When is the last time you heard a modern prelate mention the term, heresy, in its proper context, in relation to the perennial teachings of the Church?
In a recent ceremony commemorating Pope Benedict’s visit to a synagogue during his U.S. visit in 2008, Archbishop Timothy Dolan of New York spoke on the importance of Catholic-Jewish relations, stressing that the two must focus on their commonality and work together to preserve the “memory” of the faith.
Archbishop Dolan gave his remarks at the unveiling of a commemorative plaque at Park East Synagogue in New York City on April 22 …
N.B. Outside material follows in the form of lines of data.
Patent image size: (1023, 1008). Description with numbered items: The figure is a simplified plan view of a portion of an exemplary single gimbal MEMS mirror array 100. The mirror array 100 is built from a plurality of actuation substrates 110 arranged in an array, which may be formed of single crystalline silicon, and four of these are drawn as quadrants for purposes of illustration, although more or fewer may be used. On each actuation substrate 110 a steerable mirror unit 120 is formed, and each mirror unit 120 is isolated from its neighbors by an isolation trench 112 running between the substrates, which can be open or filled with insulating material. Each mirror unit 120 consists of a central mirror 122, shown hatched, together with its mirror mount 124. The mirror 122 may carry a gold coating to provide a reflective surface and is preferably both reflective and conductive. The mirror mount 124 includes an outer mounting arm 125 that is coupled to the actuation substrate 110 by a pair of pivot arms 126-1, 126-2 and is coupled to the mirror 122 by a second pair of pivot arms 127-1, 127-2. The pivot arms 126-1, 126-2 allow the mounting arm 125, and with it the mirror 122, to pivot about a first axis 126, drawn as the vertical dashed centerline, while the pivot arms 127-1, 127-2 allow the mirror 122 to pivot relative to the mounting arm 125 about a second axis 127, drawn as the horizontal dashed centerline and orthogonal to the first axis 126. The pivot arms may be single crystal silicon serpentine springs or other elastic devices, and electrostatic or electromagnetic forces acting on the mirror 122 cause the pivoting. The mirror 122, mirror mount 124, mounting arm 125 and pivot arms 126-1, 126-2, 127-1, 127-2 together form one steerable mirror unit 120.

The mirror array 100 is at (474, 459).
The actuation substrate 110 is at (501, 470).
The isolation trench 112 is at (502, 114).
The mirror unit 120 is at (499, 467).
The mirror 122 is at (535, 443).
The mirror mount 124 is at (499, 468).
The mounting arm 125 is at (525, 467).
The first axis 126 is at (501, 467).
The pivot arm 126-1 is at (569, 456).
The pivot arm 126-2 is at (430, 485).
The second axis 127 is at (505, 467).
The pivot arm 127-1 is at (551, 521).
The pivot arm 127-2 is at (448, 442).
“Both of our traditions reverence memory,” he asserted. “’To forget’ is disastrous, dangerous, and heretical. We both worry about an amnesia that seems a part of today’s existence, to live only for the now, unconscious of our roots, our foundations.”
“It is my hope that in the many years God may give me as Archbishop of New York, our Catholic-Jewish dialogue may be marked by a practice of ‘memory’ which never fails to hold us mutually accountable to the honesty and transparency demanded by the tragedy of the Holocaust, but also to a ‘mutuality’ of concern for each other which places our friendship first, and our grievances second. Our dialogue must never be reduced to one of exchanged grievances.” (“Archbishop Dolan: Catholics and Jews must work to preserve ‘memory’ of faith,” Catholic News Agency, Apr 27, 2010)
In fact, “our dialogue” is an arrangement in which one side “remembers” and expresses its grievances for which it offers no forgiveness while the other makes unending concessions from which even core beliefs are not spared. This is not dialogue and it’s not friendship. It’s enslavement.
Will traditionalists stand against the enslaving modernist dogma of Holocaustolatry which has been enshrined in the Catholic Church?